PPHN develops when babies have fluid in their lungs at birth. When the baby is in the womb, the major arteries that branch off from the heart are significantly constricted. This performs a very important function en utero. It allows the mother’s cardiovascular system to regulate blood circulation in the baby, helping to ensure that his developing heart is not overwhelmed. The reason that they want the baby to cry as just soon as he comes out of the womb is because the shock of that one good breath is what tells the baby’s body that he is alive in this world. It’s time for him to breathe his own air, pump his own blood. Essentially, Charlie was dying because his cardiovascular system still thought that he was inside the womb; that he hadn’t been born.
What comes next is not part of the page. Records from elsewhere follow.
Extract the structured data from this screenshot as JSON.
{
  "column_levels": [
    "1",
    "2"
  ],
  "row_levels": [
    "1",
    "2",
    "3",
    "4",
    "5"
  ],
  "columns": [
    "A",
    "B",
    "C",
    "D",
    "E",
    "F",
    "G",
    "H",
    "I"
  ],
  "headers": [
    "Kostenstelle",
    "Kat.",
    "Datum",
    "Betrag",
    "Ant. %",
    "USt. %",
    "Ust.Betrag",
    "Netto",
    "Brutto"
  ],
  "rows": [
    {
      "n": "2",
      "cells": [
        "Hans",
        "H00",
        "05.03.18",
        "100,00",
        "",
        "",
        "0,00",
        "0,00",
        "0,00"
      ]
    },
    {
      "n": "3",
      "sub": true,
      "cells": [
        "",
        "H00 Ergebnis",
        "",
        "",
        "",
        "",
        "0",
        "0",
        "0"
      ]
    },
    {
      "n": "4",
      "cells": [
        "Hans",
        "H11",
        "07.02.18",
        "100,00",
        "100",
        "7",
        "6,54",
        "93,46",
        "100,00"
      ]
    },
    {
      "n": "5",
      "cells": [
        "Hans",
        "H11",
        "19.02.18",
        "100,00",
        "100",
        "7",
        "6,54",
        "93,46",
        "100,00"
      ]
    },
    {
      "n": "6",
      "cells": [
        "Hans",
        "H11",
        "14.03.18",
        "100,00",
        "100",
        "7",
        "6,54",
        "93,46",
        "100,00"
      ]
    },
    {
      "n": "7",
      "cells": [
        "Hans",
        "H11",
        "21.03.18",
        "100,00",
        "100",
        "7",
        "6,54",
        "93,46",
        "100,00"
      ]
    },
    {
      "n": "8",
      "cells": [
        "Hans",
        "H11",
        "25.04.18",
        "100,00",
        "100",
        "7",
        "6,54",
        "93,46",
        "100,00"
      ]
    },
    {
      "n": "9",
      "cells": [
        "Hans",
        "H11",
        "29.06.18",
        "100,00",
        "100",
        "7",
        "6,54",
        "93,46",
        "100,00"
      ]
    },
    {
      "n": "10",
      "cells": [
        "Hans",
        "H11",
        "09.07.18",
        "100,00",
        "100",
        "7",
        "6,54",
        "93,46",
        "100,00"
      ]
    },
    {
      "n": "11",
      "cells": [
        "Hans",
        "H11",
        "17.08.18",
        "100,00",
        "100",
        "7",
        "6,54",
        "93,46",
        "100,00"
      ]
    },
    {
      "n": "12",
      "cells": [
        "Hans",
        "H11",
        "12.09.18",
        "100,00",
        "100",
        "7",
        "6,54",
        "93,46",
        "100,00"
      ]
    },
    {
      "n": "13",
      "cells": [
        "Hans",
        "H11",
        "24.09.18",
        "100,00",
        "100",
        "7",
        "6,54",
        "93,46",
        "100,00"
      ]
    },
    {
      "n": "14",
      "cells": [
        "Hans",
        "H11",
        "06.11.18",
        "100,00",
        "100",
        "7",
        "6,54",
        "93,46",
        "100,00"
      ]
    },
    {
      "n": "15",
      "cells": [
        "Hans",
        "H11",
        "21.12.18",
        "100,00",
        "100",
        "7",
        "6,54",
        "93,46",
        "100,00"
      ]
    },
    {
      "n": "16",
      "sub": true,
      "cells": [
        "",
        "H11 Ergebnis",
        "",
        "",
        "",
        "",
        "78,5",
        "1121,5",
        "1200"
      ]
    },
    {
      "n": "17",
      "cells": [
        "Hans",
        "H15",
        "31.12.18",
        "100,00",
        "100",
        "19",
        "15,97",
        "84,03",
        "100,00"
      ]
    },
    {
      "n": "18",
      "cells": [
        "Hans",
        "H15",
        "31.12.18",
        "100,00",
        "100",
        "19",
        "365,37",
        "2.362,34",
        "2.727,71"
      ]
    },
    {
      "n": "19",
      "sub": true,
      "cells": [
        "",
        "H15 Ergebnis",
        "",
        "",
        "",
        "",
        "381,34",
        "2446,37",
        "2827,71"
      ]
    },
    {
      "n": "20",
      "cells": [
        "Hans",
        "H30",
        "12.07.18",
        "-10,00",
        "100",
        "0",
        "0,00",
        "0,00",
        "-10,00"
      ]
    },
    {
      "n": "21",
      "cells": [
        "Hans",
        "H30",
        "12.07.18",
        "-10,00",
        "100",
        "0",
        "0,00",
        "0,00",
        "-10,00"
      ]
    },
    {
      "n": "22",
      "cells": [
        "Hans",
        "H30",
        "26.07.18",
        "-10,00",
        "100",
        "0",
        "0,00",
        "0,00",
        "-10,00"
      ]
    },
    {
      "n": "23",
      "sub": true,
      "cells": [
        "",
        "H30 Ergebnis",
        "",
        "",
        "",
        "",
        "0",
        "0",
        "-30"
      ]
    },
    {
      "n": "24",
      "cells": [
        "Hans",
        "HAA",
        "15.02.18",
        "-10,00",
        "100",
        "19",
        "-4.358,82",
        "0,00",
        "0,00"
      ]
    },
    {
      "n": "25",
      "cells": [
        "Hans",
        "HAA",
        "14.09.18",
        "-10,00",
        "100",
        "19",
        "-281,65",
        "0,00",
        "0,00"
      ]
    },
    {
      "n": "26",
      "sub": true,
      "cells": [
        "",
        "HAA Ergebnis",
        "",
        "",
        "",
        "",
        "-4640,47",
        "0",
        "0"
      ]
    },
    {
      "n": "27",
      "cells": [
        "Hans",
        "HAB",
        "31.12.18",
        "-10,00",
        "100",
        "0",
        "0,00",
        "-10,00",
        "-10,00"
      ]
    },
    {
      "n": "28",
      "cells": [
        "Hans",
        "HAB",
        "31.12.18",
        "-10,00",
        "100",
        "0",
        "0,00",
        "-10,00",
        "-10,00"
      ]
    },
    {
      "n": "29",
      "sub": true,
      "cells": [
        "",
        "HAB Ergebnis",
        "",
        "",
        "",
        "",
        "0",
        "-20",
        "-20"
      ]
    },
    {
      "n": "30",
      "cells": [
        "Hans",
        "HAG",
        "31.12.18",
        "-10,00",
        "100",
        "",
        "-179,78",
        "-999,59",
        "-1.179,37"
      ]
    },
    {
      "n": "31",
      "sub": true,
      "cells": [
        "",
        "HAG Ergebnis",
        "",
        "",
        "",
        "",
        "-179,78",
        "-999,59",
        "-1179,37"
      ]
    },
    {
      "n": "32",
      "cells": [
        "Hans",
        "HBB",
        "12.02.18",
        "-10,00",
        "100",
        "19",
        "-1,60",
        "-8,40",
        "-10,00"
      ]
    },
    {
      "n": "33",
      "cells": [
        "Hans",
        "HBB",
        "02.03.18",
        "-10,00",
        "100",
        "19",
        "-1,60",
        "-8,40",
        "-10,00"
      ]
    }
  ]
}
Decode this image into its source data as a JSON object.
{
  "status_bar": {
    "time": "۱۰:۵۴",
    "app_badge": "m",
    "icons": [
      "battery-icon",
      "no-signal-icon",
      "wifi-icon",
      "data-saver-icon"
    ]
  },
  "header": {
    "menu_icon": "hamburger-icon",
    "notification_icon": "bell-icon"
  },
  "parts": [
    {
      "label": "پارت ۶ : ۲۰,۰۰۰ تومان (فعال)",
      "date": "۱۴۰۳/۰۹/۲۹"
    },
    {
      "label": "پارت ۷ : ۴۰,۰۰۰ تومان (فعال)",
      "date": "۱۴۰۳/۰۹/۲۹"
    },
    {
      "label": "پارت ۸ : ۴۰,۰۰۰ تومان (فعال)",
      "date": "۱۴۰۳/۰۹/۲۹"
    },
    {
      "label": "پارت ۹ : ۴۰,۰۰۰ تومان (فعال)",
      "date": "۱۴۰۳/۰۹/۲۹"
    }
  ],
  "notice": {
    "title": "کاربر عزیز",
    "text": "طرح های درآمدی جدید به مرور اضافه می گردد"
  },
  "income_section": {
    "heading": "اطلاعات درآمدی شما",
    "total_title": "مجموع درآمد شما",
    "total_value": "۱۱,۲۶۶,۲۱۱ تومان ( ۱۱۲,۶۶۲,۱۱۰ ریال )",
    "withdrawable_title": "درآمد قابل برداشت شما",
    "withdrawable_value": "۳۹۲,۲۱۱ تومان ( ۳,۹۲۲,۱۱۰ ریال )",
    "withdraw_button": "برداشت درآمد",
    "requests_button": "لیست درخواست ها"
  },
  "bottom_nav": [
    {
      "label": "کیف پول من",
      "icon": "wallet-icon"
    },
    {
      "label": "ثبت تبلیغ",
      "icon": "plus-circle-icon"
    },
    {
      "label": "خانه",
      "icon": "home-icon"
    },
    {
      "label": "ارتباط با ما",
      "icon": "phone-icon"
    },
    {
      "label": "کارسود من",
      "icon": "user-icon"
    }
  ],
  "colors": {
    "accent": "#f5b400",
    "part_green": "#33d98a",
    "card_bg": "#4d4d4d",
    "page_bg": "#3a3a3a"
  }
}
Charlie was dying because he was lost.

With PPHN, the baby’s heart pumps, his blood flows, but because the major arteries leading away from the heart are constricted, oxygenated blood gets shunted back into the heart where it mixes with un-oxygenated blood.  Key organs don’t get the oxygen they need, toxins build up because they’re not being circulated out of the tissues. When the blood’s delicate PH balance has been lost, life-giving medications no longer work. The fragile newborn’s organs fail one by one until his entire system crashes and the baby dies.

During a critical period, Raelle found Dr. H-M seated by Charlie’s crib, watching over him. I had been the primary conduit for all the doctors.  I knew exactly how serious it was.  While I hadn’t kept my wife, Raelle, in the dark, I had tried to stay as positive as possible — she had just given birth and I wanted her to be able to rest.

Raelle asked Dr. H-M if Charlie’s condition was life threatening.

Dr. H-M, not unkindly, said, “I wouldn’t be sitting here if it wasn’t.” She was the head of Neonatology. As many as fifty critically ill babies were under her care at any one time and, out all of those bedsides, the place she felt her personal attention was most needed was here, with our Charlie. The most common complaint I hear about going to the hospital is how long it takes to see a doctor. I can tell you from personal experience — you do not want to the one they feel requires their complete and undivided attention.

The longer Dr. H-M stayed at Charlie’s side, the more nervous I became.

“What are you doing?” Raelle finally asked.

“I’m trying to figure out what kind of guy Charlie is,” Dr. H-M said.

If Charlie was a fighter, it made more sense to keep him at the NYU Neonatal Intensive Care Unit and try to keep him stable long enough for Charlie to find himself, realize he’d been born, duke it out with death on his own.

But if there was any doubt about his spirit, the prudent thing was to transfer him to a facility that had a heart-lung machine — total life support, the last stop before death’s door. Dr. H-M had been preparing to transfer Charlie but this truly a last resort because, in his fragile condition, the added stress of transporting him and performing this invasive procedure to hook his heart and lungs up to a machine risked doing as much harm as good.

“My gut tells me Charlie’s a fighter,” Dr. Hendricks-Munoz said finally. “I’m going to cancel the transfer order.”

She was right about Charlie.

His act as a person in this world was to grab the breathing tube that been shoved down his throat and rip it out. He did the same with another tube that had been surgically implanted in his chest to help re-inflate his lungs. He ripped that tube out three times before Dr. H-M and her team finally got the message.

Charlie was in the house.

He had no more use for their tubes and wires. He had places to be, a life to live.